The research, development and production of the technology for HyDeploy is being supplied by project partners ITM Power and the Health & Safety Laboratory.

Producing hydrogen

Hydrogen can be produced in different ways. Efficient large scale hydrogen production is a fast developing area.

Ideally, hydrogen production uses renewable energy sources, such as wind and solar power to generate electricity. The electricity is used to split water into hydrogen and oxygen, via a process called electrolysis.

Steam Methane Reforming (SMR) is another way to produce hydrogen at scale. SMR heats the methane from natural gas with steam and a catalyst to produce a mixture of carbon monoxide and hydrogen. This is used today to produce large volumes of hydrogen in the UK and world-wide. For low carbon hydrogen, the use of SMR requires Carbon Capture and Storage (CCS). There are projects in the UK and internationally looking to develop CCS technology.

Find out more about CCS here. Biohydrogen can also be produced from certain kinds of biomass, e.g. waste.

Producing hydrogen for HyDeploy

The hydrogen for HyDeploy will be produced using electrolysis using an electrolyser which will be installed on the Keele University campus.

An electrolyser is the most practical way to produce hydrogen for a project of this size and duration. It avoids the need to transport and store hydrogen on site, or build extensive infrastructure. Project partners ITM Power, an energy storage and clean fuel company will be supplying the 0.5MW electrolyser.

Find out more about ITM Power’s other projects here.

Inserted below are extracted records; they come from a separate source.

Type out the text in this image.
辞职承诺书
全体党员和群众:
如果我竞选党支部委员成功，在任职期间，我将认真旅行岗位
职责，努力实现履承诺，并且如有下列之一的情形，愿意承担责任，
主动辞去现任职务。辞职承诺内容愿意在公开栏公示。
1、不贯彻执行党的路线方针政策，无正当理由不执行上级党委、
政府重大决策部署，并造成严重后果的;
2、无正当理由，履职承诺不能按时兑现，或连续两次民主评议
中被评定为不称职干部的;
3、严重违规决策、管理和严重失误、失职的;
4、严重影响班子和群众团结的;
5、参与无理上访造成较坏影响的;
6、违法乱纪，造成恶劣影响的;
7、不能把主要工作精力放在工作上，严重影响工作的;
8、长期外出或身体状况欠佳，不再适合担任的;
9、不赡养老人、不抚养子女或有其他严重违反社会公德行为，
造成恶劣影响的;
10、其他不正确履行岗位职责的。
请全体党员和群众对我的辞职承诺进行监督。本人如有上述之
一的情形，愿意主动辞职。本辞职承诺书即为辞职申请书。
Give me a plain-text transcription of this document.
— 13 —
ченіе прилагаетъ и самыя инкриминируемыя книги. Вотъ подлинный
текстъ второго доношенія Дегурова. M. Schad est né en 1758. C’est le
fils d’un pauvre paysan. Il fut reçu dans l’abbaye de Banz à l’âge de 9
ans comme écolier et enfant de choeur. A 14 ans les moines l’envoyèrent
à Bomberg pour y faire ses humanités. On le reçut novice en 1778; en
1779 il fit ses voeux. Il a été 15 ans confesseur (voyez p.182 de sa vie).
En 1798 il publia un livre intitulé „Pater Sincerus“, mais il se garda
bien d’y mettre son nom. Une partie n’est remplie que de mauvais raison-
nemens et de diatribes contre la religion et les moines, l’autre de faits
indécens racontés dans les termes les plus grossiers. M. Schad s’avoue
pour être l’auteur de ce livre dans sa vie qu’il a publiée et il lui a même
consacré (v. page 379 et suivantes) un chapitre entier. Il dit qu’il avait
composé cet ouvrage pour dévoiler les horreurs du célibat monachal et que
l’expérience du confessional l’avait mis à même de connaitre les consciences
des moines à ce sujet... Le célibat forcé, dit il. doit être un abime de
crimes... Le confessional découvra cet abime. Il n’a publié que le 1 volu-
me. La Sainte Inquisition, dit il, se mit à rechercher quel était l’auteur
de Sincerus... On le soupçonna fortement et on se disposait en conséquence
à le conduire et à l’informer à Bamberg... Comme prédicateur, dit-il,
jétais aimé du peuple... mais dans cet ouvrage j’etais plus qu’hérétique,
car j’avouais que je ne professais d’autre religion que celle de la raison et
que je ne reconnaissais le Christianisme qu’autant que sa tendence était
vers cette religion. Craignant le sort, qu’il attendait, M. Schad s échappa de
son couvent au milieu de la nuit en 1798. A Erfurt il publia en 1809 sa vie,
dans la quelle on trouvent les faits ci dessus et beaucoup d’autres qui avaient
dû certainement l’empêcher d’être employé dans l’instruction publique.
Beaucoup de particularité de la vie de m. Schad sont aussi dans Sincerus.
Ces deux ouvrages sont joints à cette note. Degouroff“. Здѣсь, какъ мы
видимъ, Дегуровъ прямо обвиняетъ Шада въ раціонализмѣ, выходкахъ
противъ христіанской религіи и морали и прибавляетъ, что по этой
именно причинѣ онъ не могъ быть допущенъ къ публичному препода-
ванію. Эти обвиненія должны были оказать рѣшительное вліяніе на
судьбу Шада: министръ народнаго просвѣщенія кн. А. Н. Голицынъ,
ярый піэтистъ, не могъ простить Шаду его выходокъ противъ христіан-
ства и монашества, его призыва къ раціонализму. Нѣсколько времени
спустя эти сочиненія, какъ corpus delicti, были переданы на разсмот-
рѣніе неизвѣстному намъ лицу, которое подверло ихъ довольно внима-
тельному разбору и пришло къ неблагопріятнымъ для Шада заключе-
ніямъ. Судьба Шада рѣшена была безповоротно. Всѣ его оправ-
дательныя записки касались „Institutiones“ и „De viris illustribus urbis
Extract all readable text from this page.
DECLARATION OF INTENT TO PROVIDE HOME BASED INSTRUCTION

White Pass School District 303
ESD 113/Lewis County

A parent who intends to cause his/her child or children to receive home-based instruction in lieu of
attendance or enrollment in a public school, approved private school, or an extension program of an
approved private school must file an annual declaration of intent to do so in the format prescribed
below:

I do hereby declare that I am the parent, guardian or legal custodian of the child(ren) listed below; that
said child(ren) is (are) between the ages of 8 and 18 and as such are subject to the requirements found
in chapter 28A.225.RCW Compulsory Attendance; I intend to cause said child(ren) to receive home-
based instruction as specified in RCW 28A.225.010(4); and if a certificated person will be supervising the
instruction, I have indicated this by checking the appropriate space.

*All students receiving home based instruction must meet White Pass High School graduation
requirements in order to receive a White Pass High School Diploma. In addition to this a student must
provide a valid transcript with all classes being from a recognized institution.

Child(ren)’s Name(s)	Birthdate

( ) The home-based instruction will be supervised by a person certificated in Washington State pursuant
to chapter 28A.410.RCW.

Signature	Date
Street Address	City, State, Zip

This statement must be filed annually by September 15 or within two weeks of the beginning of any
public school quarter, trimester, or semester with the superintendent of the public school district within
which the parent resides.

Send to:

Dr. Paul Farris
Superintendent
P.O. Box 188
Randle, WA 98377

Blending hydrogen and natural gas

The mixing of the hydrogen and the normal gas will happen before the gas enters the pipes.

This will be done in a special injection and mixing unit which can be carefully controlled and monitored to ensure that the hydrogen and natural gas blend remains consistent as gas flows vary.

Hydrogen in the pipes

A national programme of gas pipe replacement is currently underway, changing old iron mains gas pipes to new plastic pipes.

This UK wide programme is over 50% complete. The new plastic pipes are suitable for transporting hydrogen.

The gas network is complex and there are other pipe materials found underground which need to be tested with hydrogen. HyDeploy and other energy industry projects are also investigating this as part of the programme.